25日の天神さんの縁日を訪れる楽しみは、昔は伏見人形を買うことであったが、ここ10年ほどはほとんど見かけなくなった。もう出尽くしたのだ。筆者が毎月12日の東寺の弘法さんの縁日とその4日後の北野天満宮での縁日に欠かさず出かけるようになって何人かの業者と顔見知りになったのは、人生のよき出会いで、今もそれが続いている人がいる。その代表は園部在住のSさんだ。親子で弘法さんと天神さんに出店していたのが、10年ほど前に天神さんのみとなった。同じ頃に筆者も弘法さんには出かけなくなったが、Sさんが元気にしている姿を見るのが、天神さんに出かける最大の目的になっていると言ってもよい。家内と一緒に行くと、筆者が話し好きなあまり、家内はひとり取り残されたように思ってその場を去り、遠くから筆者を睨み続けるが、筆者はそれを無視して10分程度は話す。それ以上になると商売の邪魔をするので、往来する人を見ながらだ。Sさんはかなり高齢で、前回出かけた時は息子さんが風邪で休んでいると言った。ところが先日はいつもと変わらぬように背筋を伸ばして椅子に座っていて、筆者と目が合うなり、声をかけられた。

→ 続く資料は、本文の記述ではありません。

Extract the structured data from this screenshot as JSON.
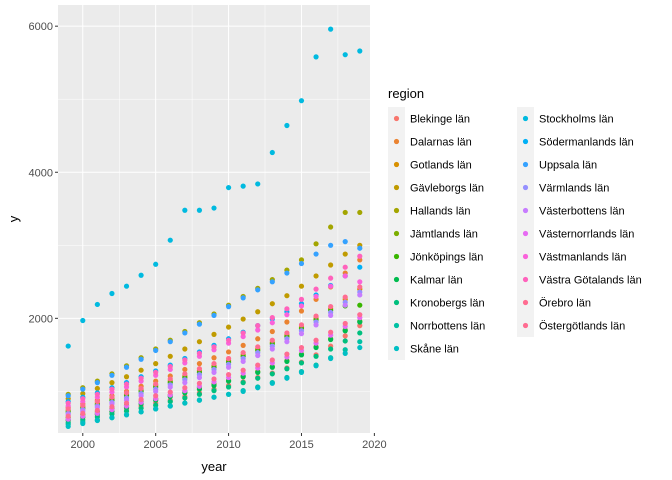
{
  "chart_data": {
    "type": "scatter",
    "title": "",
    "xlabel": "year",
    "ylabel": "y",
    "xlim": [
      1998.3,
      2019.7
    ],
    "ylim": [
      430,
      6290
    ],
    "x_ticks": [
      2000,
      2005,
      2010,
      2015,
      2020
    ],
    "y_ticks": [
      2000,
      4000,
      6000
    ],
    "grid": true,
    "legend": {
      "title": "region",
      "placement": "right",
      "columns": 2
    },
    "x": [
      1999,
      2000,
      2001,
      2002,
      2003,
      2004,
      2005,
      2006,
      2007,
      2008,
      2009,
      2010,
      2011,
      2012,
      2013,
      2014,
      2015,
      2016,
      2017,
      2018,
      2019
    ],
    "series": [
      {
        "name": "Blekinge län",
        "color": "#F8766D",
        "values": [
          600,
          640,
          680,
          720,
          760,
          800,
          840,
          880,
          930,
          980,
          1030,
          1080,
          1130,
          1190,
          1250,
          1320,
          1400,
          1500,
          1620,
          1760,
          1900
        ]
      },
      {
        "name": "Dalarnas län",
        "color": "#EA8331",
        "values": [
          780,
          830,
          880,
          940,
          1000,
          1070,
          1140,
          1210,
          1300,
          1380,
          1460,
          1540,
          1630,
          1720,
          1820,
          1950,
          2100,
          2260,
          2430,
          2620,
          2800
        ]
      },
      {
        "name": "Gotlands län",
        "color": "#D89000",
        "values": [
          740,
          790,
          840,
          900,
          960,
          1020,
          1080,
          1140,
          1210,
          1280,
          1350,
          1420,
          1500,
          1580,
          1670,
          1770,
          1880,
          2000,
          2130,
          2260,
          2400
        ]
      },
      {
        "name": "Gävleborgs län",
        "color": "#C09B00",
        "values": [
          900,
          970,
          1040,
          1120,
          1200,
          1290,
          1380,
          1480,
          1580,
          1680,
          1780,
          1880,
          1990,
          2090,
          2200,
          2310,
          2440,
          2580,
          2730,
          2880,
          3000
        ]
      },
      {
        "name": "Hallands län",
        "color": "#A3A500",
        "values": [
          960,
          1050,
          1140,
          1240,
          1350,
          1460,
          1580,
          1700,
          1820,
          1940,
          2060,
          2180,
          2300,
          2410,
          2530,
          2660,
          2800,
          3020,
          3250,
          3450,
          3450
        ]
      },
      {
        "name": "Jämtlands län",
        "color": "#7CAE00",
        "values": [
          640,
          680,
          720,
          770,
          810,
          860,
          900,
          950,
          1000,
          1050,
          1100,
          1150,
          1210,
          1270,
          1340,
          1420,
          1510,
          1610,
          1720,
          1840,
          1960
        ]
      },
      {
        "name": "Jönköpings län",
        "color": "#39B600",
        "values": [
          720,
          770,
          820,
          880,
          940,
          1000,
          1060,
          1120,
          1190,
          1260,
          1330,
          1400,
          1480,
          1560,
          1650,
          1750,
          1860,
          1980,
          2110,
          2170,
          2180
        ]
      },
      {
        "name": "Kalmar län",
        "color": "#00BB4E",
        "values": [
          610,
          650,
          690,
          730,
          780,
          830,
          880,
          930,
          980,
          1030,
          1080,
          1140,
          1200,
          1260,
          1330,
          1410,
          1500,
          1600,
          1710,
          1830,
          1950
        ]
      },
      {
        "name": "Kronobergs län",
        "color": "#00BF7D",
        "values": [
          570,
          610,
          650,
          690,
          730,
          770,
          810,
          860,
          910,
          960,
          1010,
          1060,
          1120,
          1180,
          1240,
          1310,
          1390,
          1480,
          1580,
          1690,
          1800
        ]
      },
      {
        "name": "Norrbottens län",
        "color": "#00C1A3",
        "values": [
          550,
          580,
          610,
          640,
          680,
          720,
          760,
          800,
          840,
          880,
          920,
          960,
          1010,
          1060,
          1120,
          1190,
          1270,
          1360,
          1460,
          1570,
          1680
        ]
      },
      {
        "name": "Skåne län",
        "color": "#00BFC4",
        "values": [
          520,
          560,
          600,
          640,
          680,
          720,
          760,
          800,
          840,
          880,
          920,
          960,
          1000,
          1050,
          1110,
          1180,
          1260,
          1350,
          1450,
          1520,
          1600
        ]
      },
      {
        "name": "Stockholms län",
        "color": "#00BAE0",
        "values": [
          1620,
          1970,
          2190,
          2340,
          2440,
          2590,
          2740,
          3070,
          3480,
          3480,
          3510,
          3790,
          3810,
          3840,
          4270,
          4640,
          4980,
          5580,
          5960,
          5610,
          5660
        ]
      },
      {
        "name": "Södermanlands län",
        "color": "#00B0F6",
        "values": [
          860,
          920,
          980,
          1050,
          1120,
          1200,
          1280,
          1360,
          1450,
          1540,
          1630,
          1720,
          1810,
          1900,
          1990,
          2090,
          2200,
          2320,
          2450,
          2580,
          2700
        ]
      },
      {
        "name": "Uppsala län",
        "color": "#35A2FF",
        "values": [
          940,
          1030,
          1120,
          1220,
          1330,
          1440,
          1560,
          1680,
          1800,
          1920,
          2040,
          2160,
          2280,
          2390,
          2500,
          2620,
          2750,
          2880,
          3000,
          3050,
          2960
        ]
      },
      {
        "name": "Värmlands län",
        "color": "#9590FF",
        "values": [
          700,
          750,
          800,
          850,
          910,
          970,
          1030,
          1090,
          1160,
          1230,
          1300,
          1370,
          1450,
          1530,
          1620,
          1720,
          1830,
          1950,
          2080,
          2220,
          2360
        ]
      },
      {
        "name": "Västerbottens län",
        "color": "#C77CFF",
        "values": [
          680,
          730,
          780,
          830,
          880,
          940,
          1000,
          1060,
          1120,
          1190,
          1260,
          1330,
          1410,
          1490,
          1580,
          1680,
          1790,
          1910,
          2040,
          2180,
          2320
        ]
      },
      {
        "name": "Västernorrlands län",
        "color": "#E76BF3",
        "values": [
          620,
          660,
          700,
          750,
          800,
          850,
          900,
          950,
          1010,
          1070,
          1130,
          1190,
          1250,
          1320,
          1390,
          1470,
          1560,
          1660,
          1770,
          1890,
          2010
        ]
      },
      {
        "name": "Västmanlands län",
        "color": "#FA62DB",
        "values": [
          800,
          860,
          920,
          990,
          1060,
          1140,
          1220,
          1300,
          1390,
          1480,
          1570,
          1660,
          1750,
          1840,
          1940,
          2050,
          2170,
          2300,
          2440,
          2580,
          2500
        ]
      },
      {
        "name": "Västra Götalands län",
        "color": "#FF62BC",
        "values": [
          840,
          900,
          960,
          1030,
          1100,
          1180,
          1260,
          1340,
          1430,
          1520,
          1610,
          1700,
          1800,
          1900,
          2010,
          2130,
          2260,
          2400,
          2550,
          2700,
          2850
        ]
      },
      {
        "name": "Örebro län",
        "color": "#FF6C91",
        "values": [
          660,
          700,
          740,
          790,
          840,
          890,
          940,
          990,
          1050,
          1110,
          1170,
          1230,
          1290,
          1360,
          1430,
          1510,
          1600,
          1700,
          1810,
          1930,
          2050
        ]
      },
      {
        "name": "Östergötlands län",
        "color": "#FF6C91",
        "values": [
          760,
          810,
          860,
          920,
          980,
          1040,
          1100,
          1170,
          1240,
          1310,
          1380,
          1450,
          1530,
          1610,
          1700,
          1800,
          1910,
          2030,
          2160,
          2290,
          2430
        ]
      }
    ]
  }
}
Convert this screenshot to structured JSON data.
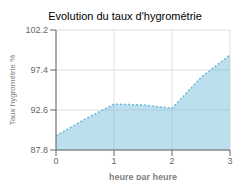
{
  "chart_data": {
    "type": "area",
    "title": "Evolution du taux d'hygrométrie",
    "xlabel": "heure par heure",
    "ylabel": "Taux hygrométrie %",
    "x": [
      0,
      0.5,
      1.0,
      1.5,
      2.0,
      2.5,
      3.0
    ],
    "values": [
      89.5,
      91.5,
      93.3,
      93.2,
      92.8,
      96.5,
      99.2
    ],
    "color": "#6ab8d8",
    "line_style": "dotted",
    "xlim": [
      0,
      3
    ],
    "ylim": [
      87.8,
      102.2
    ],
    "xticks": [
      0,
      1,
      2,
      3
    ],
    "yticks": [
      87.8,
      92.6,
      97.4,
      102.2
    ],
    "grid": true
  }
}
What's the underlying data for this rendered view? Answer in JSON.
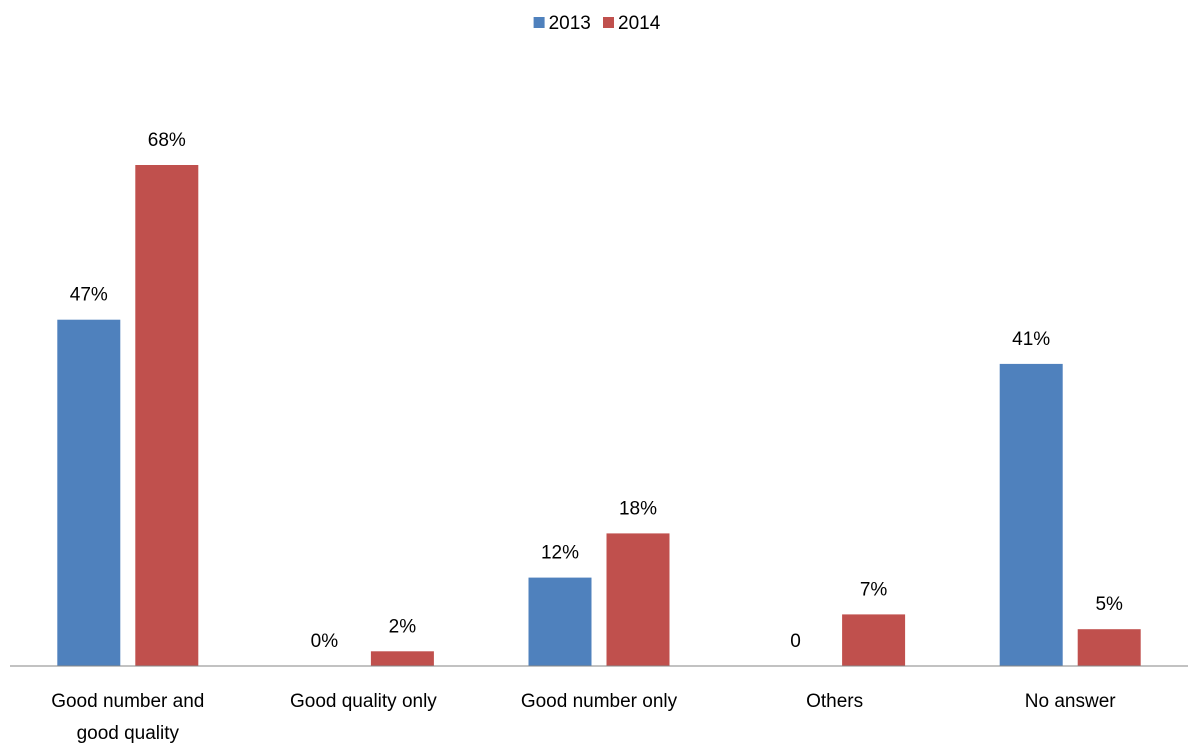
{
  "chart_data": {
    "type": "bar",
    "categories": [
      [
        "Good number and",
        "good quality"
      ],
      [
        "Good quality only"
      ],
      [
        "Good number only"
      ],
      [
        "Others"
      ],
      [
        "No answer"
      ]
    ],
    "series": [
      {
        "name": "2013",
        "color": "#4F81BD",
        "values": [
          47,
          0,
          12,
          0,
          41
        ],
        "labels": [
          "47%",
          "0%",
          "12%",
          "0",
          "41%"
        ]
      },
      {
        "name": "2014",
        "color": "#C0504D",
        "values": [
          68,
          2,
          18,
          7,
          5
        ],
        "labels": [
          "68%",
          "2%",
          "18%",
          "7%",
          "5%"
        ]
      }
    ],
    "ylim": [
      0,
      68
    ],
    "legend_position": "top-center",
    "grid": false
  }
}
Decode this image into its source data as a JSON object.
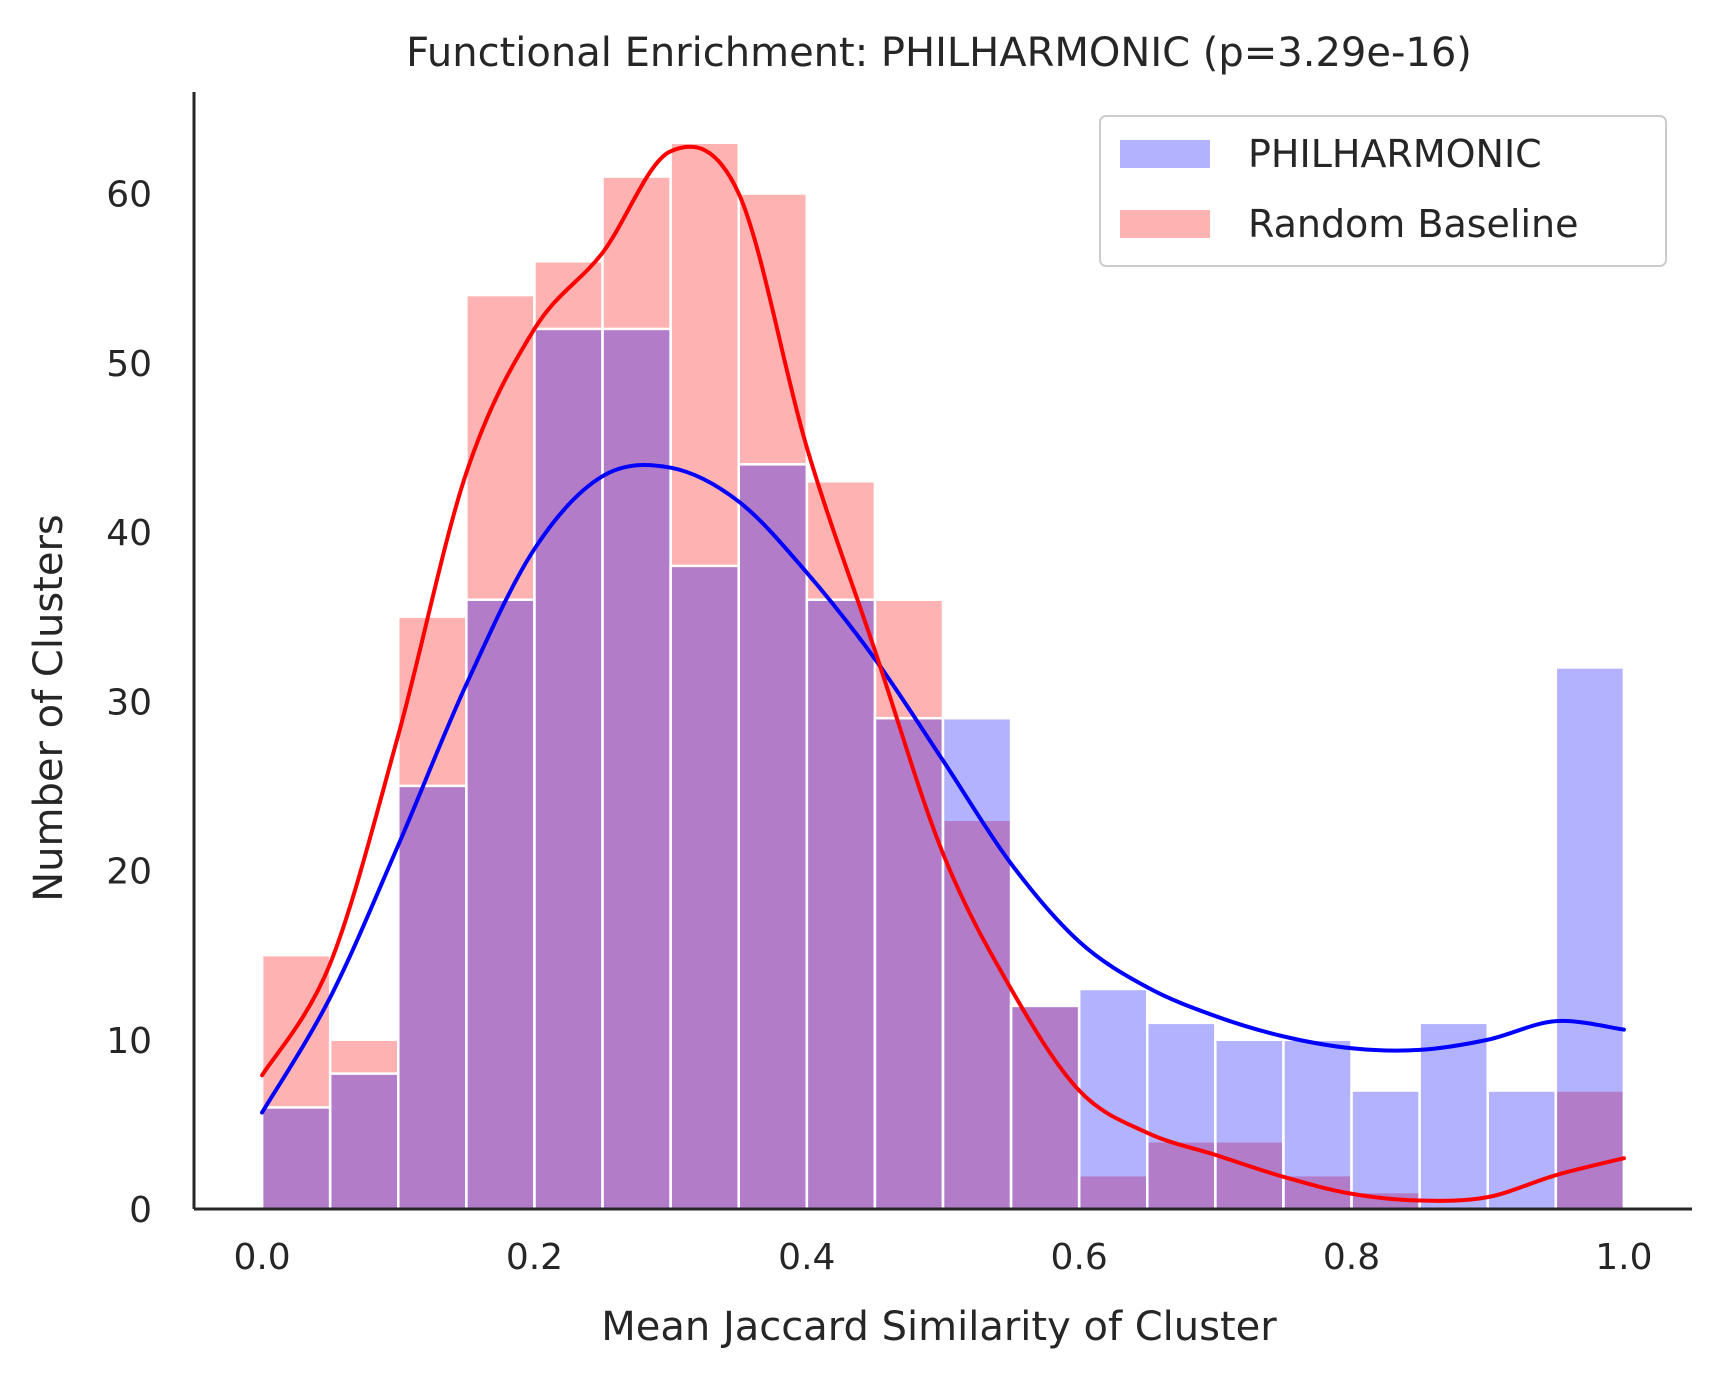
{
  "chart_data": {
    "type": "bar",
    "title": "Functional Enrichment: PHILHARMONIC (p=3.29e-16)",
    "xlabel": "Mean Jaccard Similarity of Cluster",
    "ylabel": "Number of Clusters",
    "xlim": [
      -0.05,
      1.05
    ],
    "ylim": [
      0,
      66
    ],
    "xticks": [
      0.0,
      0.2,
      0.4,
      0.6,
      0.8,
      1.0
    ],
    "xtick_labels": [
      "0.0",
      "0.2",
      "0.4",
      "0.6",
      "0.8",
      "1.0"
    ],
    "yticks": [
      0,
      10,
      20,
      30,
      40,
      50,
      60
    ],
    "ytick_labels": [
      "0",
      "10",
      "20",
      "30",
      "40",
      "50",
      "60"
    ],
    "grid": false,
    "legend_position": "top-right",
    "bin_edges": [
      0.0,
      0.05,
      0.1,
      0.15,
      0.2,
      0.25,
      0.3,
      0.35,
      0.4,
      0.45,
      0.5,
      0.55,
      0.6,
      0.65,
      0.7,
      0.75,
      0.8,
      0.85,
      0.9,
      0.95,
      1.0
    ],
    "series": [
      {
        "name": "PHILHARMONIC",
        "color": "#0000ff",
        "values": [
          6,
          8,
          25,
          36,
          52,
          52,
          38,
          44,
          36,
          29,
          29,
          12,
          13,
          11,
          10,
          10,
          7,
          11,
          7,
          32
        ],
        "kde_x": [
          0.0,
          0.05,
          0.1,
          0.15,
          0.2,
          0.25,
          0.3,
          0.35,
          0.4,
          0.45,
          0.5,
          0.55,
          0.6,
          0.65,
          0.7,
          0.75,
          0.8,
          0.85,
          0.9,
          0.95,
          1.0
        ],
        "kde_y": [
          5.7,
          12.5,
          21.5,
          31.0,
          39.0,
          43.3,
          43.8,
          41.8,
          37.6,
          32.5,
          26.5,
          20.4,
          15.8,
          13.1,
          11.4,
          10.2,
          9.5,
          9.4,
          10.0,
          11.1,
          10.6
        ]
      },
      {
        "name": "Random Baseline",
        "color": "#ff0000",
        "values": [
          15,
          10,
          35,
          54,
          56,
          61,
          63,
          60,
          43,
          36,
          23,
          12,
          2,
          4,
          4,
          2,
          1,
          0,
          0,
          7
        ],
        "kde_x": [
          0.0,
          0.05,
          0.1,
          0.15,
          0.2,
          0.25,
          0.3,
          0.35,
          0.4,
          0.45,
          0.5,
          0.55,
          0.6,
          0.65,
          0.7,
          0.75,
          0.8,
          0.85,
          0.9,
          0.95,
          1.0
        ],
        "kde_y": [
          7.9,
          14.5,
          28.0,
          43.5,
          52.0,
          56.5,
          62.5,
          60.0,
          45.0,
          33.0,
          21.0,
          13.0,
          7.0,
          4.5,
          3.2,
          1.9,
          0.9,
          0.5,
          0.7,
          2.0,
          3.0
        ]
      }
    ]
  }
}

次の瞬間、隣りに出店しているおとなしい息子さんもこちらを向き、筆者と挨拶し合った。Sさんは91歳になって最近は疲れ気味だと話し始めたが、とてもその年齢とは思えないほど、以前の風格のままで、そばにいた家内も驚いた。Sさんは達筆で、学問はしていないと思うが、崇高な儒者か武士の風格がある。弘法さんと天神さんのすべての露天商の中で最高の人格者でまたとても優しく、家内もSさんは他の業者と全然雰囲気が違うと言う。それでこれを読む人はすぐにSさんがわかるはずだ。Sさんは売茶翁を思わせる。それほどにSさんとたまに顔を合わせることが楽しみで、Sさんの顔を見ればもうほとんど用はないが、Sさんの店から50メートルほど離れたところに15年ほど前から店を出している松山市内から来ている夫婦とも毎回話す。Sさんと同じように、筆者の姿をしばらく見なかったことを言われた後は世間話だ。当日は好天で梅花祭でもあったので、外国人観光客を含めていつも以上の賑わいであったのに、財布の紐が固くて少しも売れないとこぼしていた。そう言えば車に毎回積んで来るレモンやみかんなどの柑橘類がまだ多く残っていた。あまり安価ではないからだが、売れ行きの悪さは一目でわかり、筆者は重くて後の行動が不自由になるにもかかわらず、名前の知らない柑橘類の大きな一袋を買った。顔馴染みなのでそれくらいは当然だ。とはいえ、Sさんの店ではいつもほしいものがなく、立ち話だけだ。今日の3枚の写真は植木の露店が並ぶ境内西端で、その北端に行くと梅苑が見えたので撮った。梅苑に入るには今は600円すると思うが、鉄条網を巡らせた外側からでも梅の香りが感じられた。